A pesar de los avances en la terapéutica en la última década, que han supuesto cambios drásticos en el manejo del paciente con IC crónica, el pronóstico global ha mejorado poco, probablemente por las dificultades de trasladar a la práctica clínica real los resultados positivos, y en ocasiones brillantes, de los ensayos clínicos.

Historia natural de la IC

Clásicamente, la IC se ha considerado asociada de modo invariable a la presencia de síntomas evidentes de congestión venosa pulmonar (disnea, ortopnea, intolerancia al ejercicio) o sistémica (edemas, hepatomegalia, ingurgitación yugular). Hoy día, la definición de IC incluye también la presencia objetiva de una disfunción ventricular izquierda (generalmente mediante ecocardiograma). Más aún, como reconocen la mayoría de los autores, el espectro clínico de la IC debe comenzar ante la presencia de factores de riesgo evidentes para la IC, tales como hipertensión arterial (HTA), cardiopatía isquémica y diabetes mellitus, lo que constituye actualmente el estadio A de la nueva clasificación de la American Heart Association. El siguiente paso (estadio B) implica ya la existencia un daño miocárdico estructural íntimamente ligado al desarrollo de IC (como la disfunción ventricular izquierda) pero en ausencia de síntomas. Los estadios C y finalmente D implican ya las manifestaciones clínicas propias de la IC en grado creciente.

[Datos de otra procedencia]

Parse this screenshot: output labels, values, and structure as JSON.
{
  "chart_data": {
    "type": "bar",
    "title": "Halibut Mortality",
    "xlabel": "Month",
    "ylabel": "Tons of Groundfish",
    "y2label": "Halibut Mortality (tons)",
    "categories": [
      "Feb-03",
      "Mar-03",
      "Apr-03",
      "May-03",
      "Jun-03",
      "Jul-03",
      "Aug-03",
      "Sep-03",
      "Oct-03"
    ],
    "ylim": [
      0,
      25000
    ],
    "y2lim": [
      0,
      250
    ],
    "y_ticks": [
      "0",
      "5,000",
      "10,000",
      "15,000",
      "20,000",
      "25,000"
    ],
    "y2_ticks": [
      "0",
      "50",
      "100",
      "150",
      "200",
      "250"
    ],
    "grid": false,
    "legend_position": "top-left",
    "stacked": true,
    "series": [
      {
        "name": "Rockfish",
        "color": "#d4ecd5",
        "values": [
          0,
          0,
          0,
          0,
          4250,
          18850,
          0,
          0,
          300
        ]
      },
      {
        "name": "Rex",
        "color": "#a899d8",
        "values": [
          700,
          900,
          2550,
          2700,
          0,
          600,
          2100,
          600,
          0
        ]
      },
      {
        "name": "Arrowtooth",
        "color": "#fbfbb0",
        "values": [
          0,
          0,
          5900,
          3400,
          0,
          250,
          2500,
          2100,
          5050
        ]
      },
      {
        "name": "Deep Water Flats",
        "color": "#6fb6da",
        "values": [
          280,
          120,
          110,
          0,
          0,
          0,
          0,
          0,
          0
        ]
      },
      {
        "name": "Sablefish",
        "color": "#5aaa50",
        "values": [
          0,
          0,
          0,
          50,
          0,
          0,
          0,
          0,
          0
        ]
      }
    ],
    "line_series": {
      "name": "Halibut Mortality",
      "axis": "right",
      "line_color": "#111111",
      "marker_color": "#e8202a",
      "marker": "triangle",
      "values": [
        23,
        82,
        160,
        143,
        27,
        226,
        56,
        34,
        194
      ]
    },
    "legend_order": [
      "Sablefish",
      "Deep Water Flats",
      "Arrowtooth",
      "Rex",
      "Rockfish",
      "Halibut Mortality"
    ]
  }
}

La IC ha pasado en pocos años de ser considerada un síndrome puramente hemodinámico (congestión y bajo gasto que debían tratarse con diuréticos, vasodilatadores e inotropos) a definirse claramente como un síndrome neurohormonal, cuyo abordaje terapéutico es en gran parte diferente. Distintos sistemas neurohormonales están involucrados en el establecimiento y la progresión de la IC: sistema renina angiotensina aldosterona (SRAA), sistema nervioso autónomo (SNA), otras neurohormonas como la vasopresina (hormona antidiurética), endotelina (un potente vasoconstrictor e inductor de proliferación celular), así como péptidos natriuréticos auriculares o ventriculares (acción vasodilatadora y natriurética), que tienen una enorme importancia no sólo en la fisiopatología de la IC, sino en la práctica clínica, ya que su detección en sangre puede ser una importante herramienta diagnóstica, pronóstica y posiblemente para la selección del tratamiento adecuado a cada paciente en un futuro cercano.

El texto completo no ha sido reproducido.